Relationships between allergic inflammation and nasal airflow in children with persistent allergic rhinitis due to mite sensitization
Version of Record online: 9 MAY 2005
Volume 60, Issue 7, pages 957–960, July 2005
How to Cite
Ciprandi, G., Marseglia, G. L., Klersy, C. and Tosca, M. A. (2005), Relationships between allergic inflammation and nasal airflow in children with persistent allergic rhinitis due to mite sensitization. Allergy, 60: 957–960. doi: 10.1111/j.1398-9995.2005.00664.x
- Issue online: 9 MAY 2005
- Version of Record online: 9 MAY 2005
- Accepted for publication 20 May 2004
- mite allergy;
- nasal airflow;
- nasal obstruction;
- persistent allergic rhinitis
Background: Allergic rhinitis is associated with Th2-dependent inflammation. Nasal obstruction is the most typical symptom in children with mite allergy.

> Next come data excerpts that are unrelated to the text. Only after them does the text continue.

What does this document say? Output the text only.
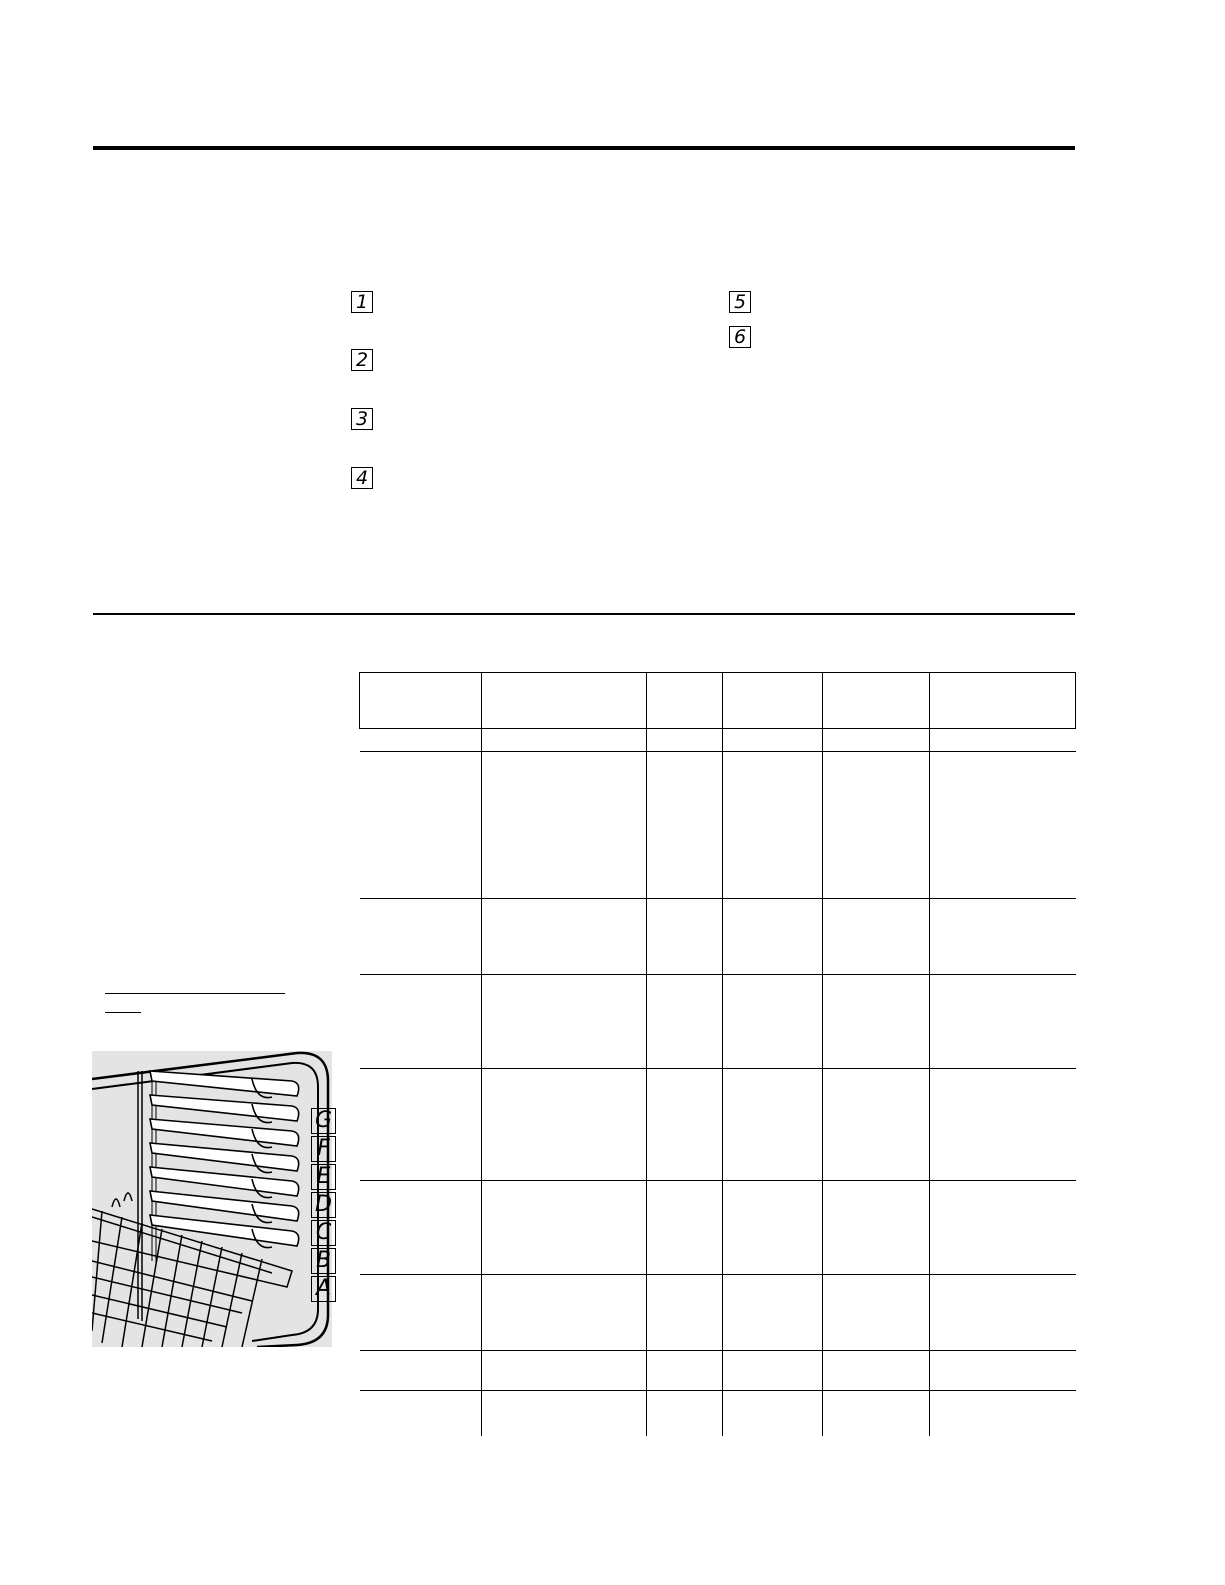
1
2
3
4
5
6
G
F
E
D
C
B
A
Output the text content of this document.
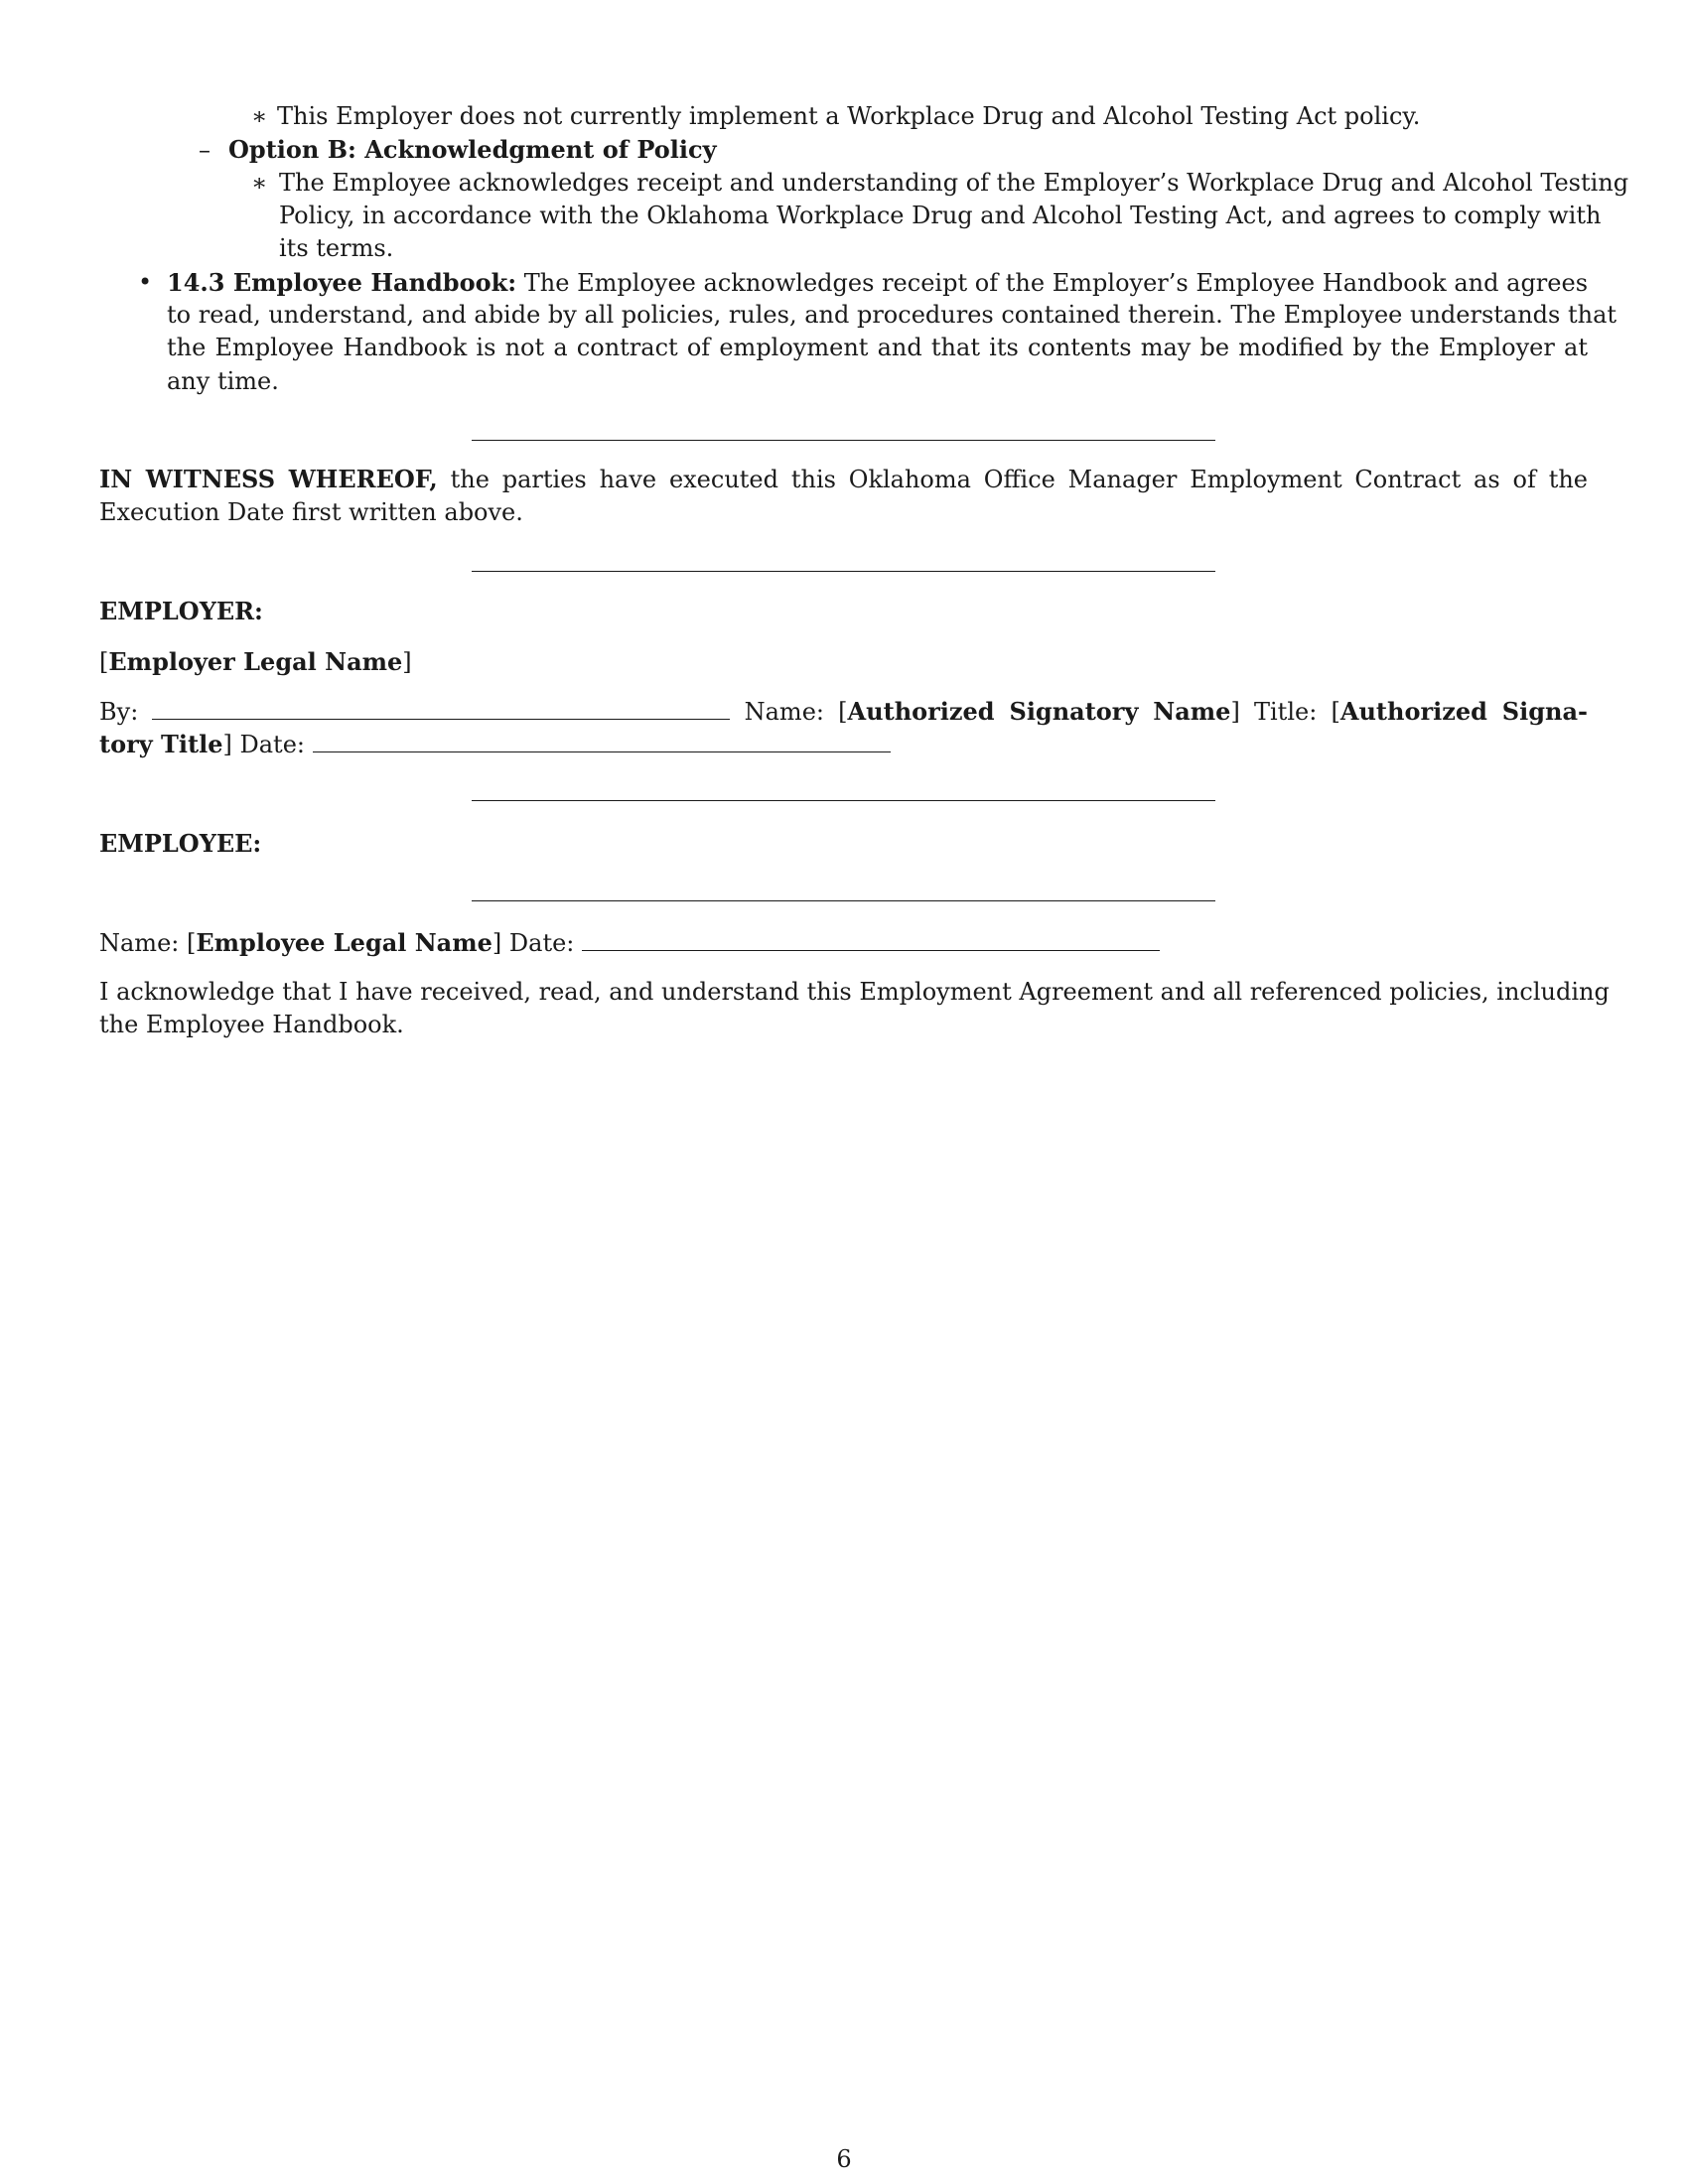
∗ This Employer does not currently implement a Workplace Drug and Alcohol Testing Act policy.
– Option B: Acknowledgment of Policy
∗ The Employee acknowledges receipt and understanding of the Employer’s Workplace Drug and Alcohol Testing
Policy, in accordance with the Oklahoma Workplace Drug and Alcohol Testing Act, and agrees to comply with
its terms.
• 14.3 Employee Handbook: The Employee acknowledges receipt of the Employer’s Employee Handbook and agrees
to read, understand, and abide by all policies, rules, and procedures contained therein. The Employee understands that
the Employee Handbook is not a contract of employment and that its contents may be modified by the Employer at
any time.
IN WITNESS WHEREOF, the parties have executed this Oklahoma Office Manager Employment Contract as of the
Execution Date first written above.
EMPLOYER:
[Employer Legal Name]
By:	Name: [Authorized Signatory Name] Title: [Authorized Signa-
tory Title] Date:
EMPLOYEE:
Name: [Employee Legal Name] Date:
I acknowledge that I have received, read, and understand this Employment Agreement and all referenced policies, including
the Employee Handbook.
6
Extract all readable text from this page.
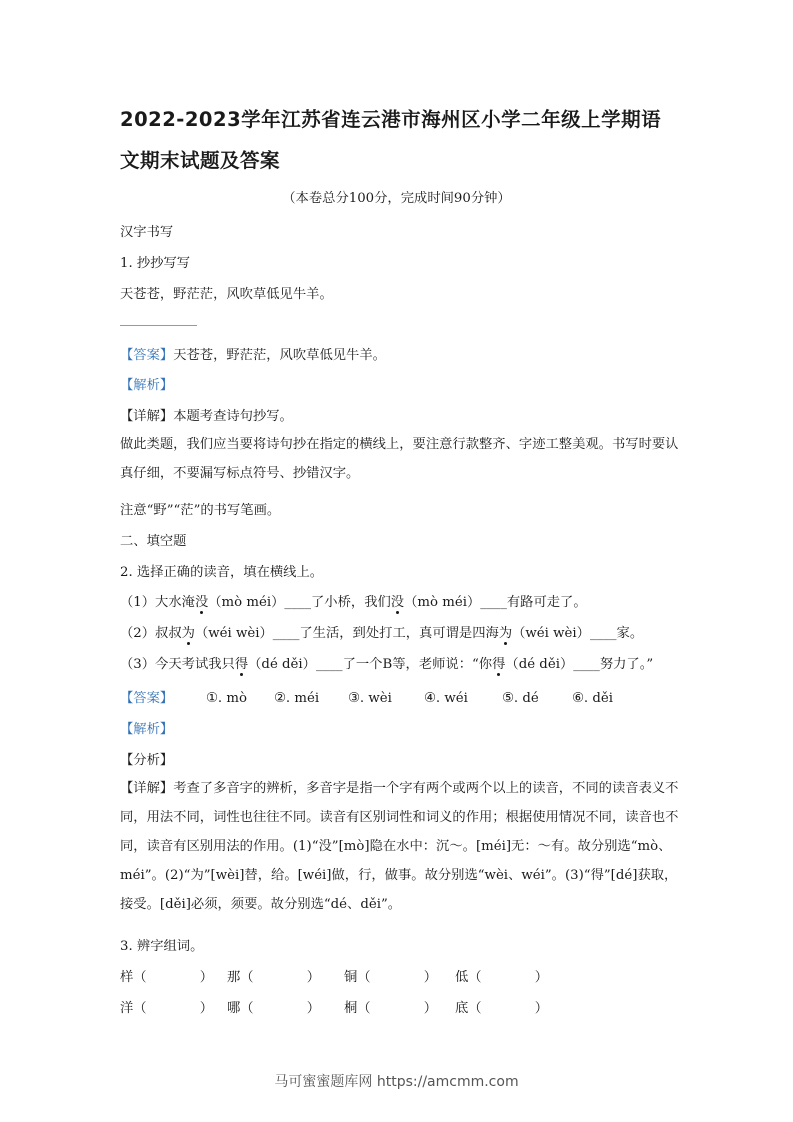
2022-2023学年江苏省连云港市海州区小学二年级上学期语
文期末试题及答案
（本卷总分100分，完成时间90分钟）
汉字书写
1. 抄抄写写
天苍苍，野茫茫，风吹草低见牛羊。
【答案】天苍苍，野茫茫，风吹草低见牛羊。
【解析】
【详解】本题考查诗句抄写。
做此类题，我们应当要将诗句抄在指定的横线上，要注意行款整齐、字迹工整美观。书写时要认真仔细，不要漏写标点符号、抄错汉字。
注意“野”“茫”的书写笔画。
二、填空题
2. 选择正确的读音，填在横线上。
（1）大水淹没（mò méi）____了小桥，我们没（mò méi）____有路可走了。
（2）叔叔为（wéi wèi）____了生活，到处打工，真可谓是四海为（wéi wèi）____家。
（3）今天考试我只得（dé děi）____了一个B等，老师说：“你得（dé děi）____努力了。”
【答案】 ①. mò ②. méi ③. wèi ④. wéi	⑤. dé ⑥. děi
【解析】
【分析】
【详解】考查了多音字的辨析，多音字是指一个字有两个或两个以上的读音，不同的读音表义不同，用法不同，词性也往往不同。读音有区别词性和词义的作用；根据使用情况不同，读音也不同，读音有区别用法的作用。(1)“没”[mò]隐在水中：沉～。[méi]无：～有。故分别选“mò、méi”。(2)“为”[wèi]替，给。[wéi]做，行，做事。故分别选“wèi、wéi”。(3)“得”[dé]获取，接受。[děi]必须，须要。故分别选“dé、děi”。
3. 辨字组词。
样（　　　　） 那（　　　　） 铜（　　　　） 低（　　　　）
洋（　　　　） 哪（　　　　） 桐（　　　　） 底（　　　　）
马可蜜蜜题库网 https://amcmm.com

Objectives: The aim of this study was to evaluate the possible relationships among nasal symptoms, allergic inflammation, including inflammatory cells and cytokine pattern, and nasal airflow in children with persistent allergic rhinitis because of mite sensitization.
Methods: Twenty children (13 males and seven females, mean age 13.4 ± 1.6 years) with persistent rhinitis because of mite allergy were evaluated. All of them had moderate–severe grade of nasal obstruction. Total symptom score (TSS), rhinomanometry, nasal lavage, and nasal scraping were obtained in all subjects. Inflammatory cells were counted by conventional staining; interleukin (IL)-5, and IL-8 were measured by immunoassay on fluids recovered from nasal lavage.
Results: Eosinophils were significantly associated with TSS (R = 74.4%, P = 0.0002), with IL-5 (R = 90.6%, P < 0.0001) and with nasal flow (R = −69%, P = 0.0007), but not with IL-8 (R = 0.1%, P = 0.995). Eosinophil levels were shown to independently predict nasal flow (P < 0.001), with flow decreasing linearly for increasing eosinophils, together with a significant effect of neutrophils (P = 0.016, linear increase in flow) and a borderline effect of IL-8 (P = 0.063, linear increase in flow).
Conclusions: This study demonstrates the close association between IL-5 concentration and eosinophil infiltration. In addition, there is clear evidence concerning the relationship between eosinophil infiltration and nasal airflow. Thus, nasal eosinophils can be regarded as the most important predictor of upper airway function. These findings constitute first evidence of the relationship between nasal airflow impairment and Th2-related eosinophilic inflammation in children with persistent allergic rhinitis because of mite sensitization.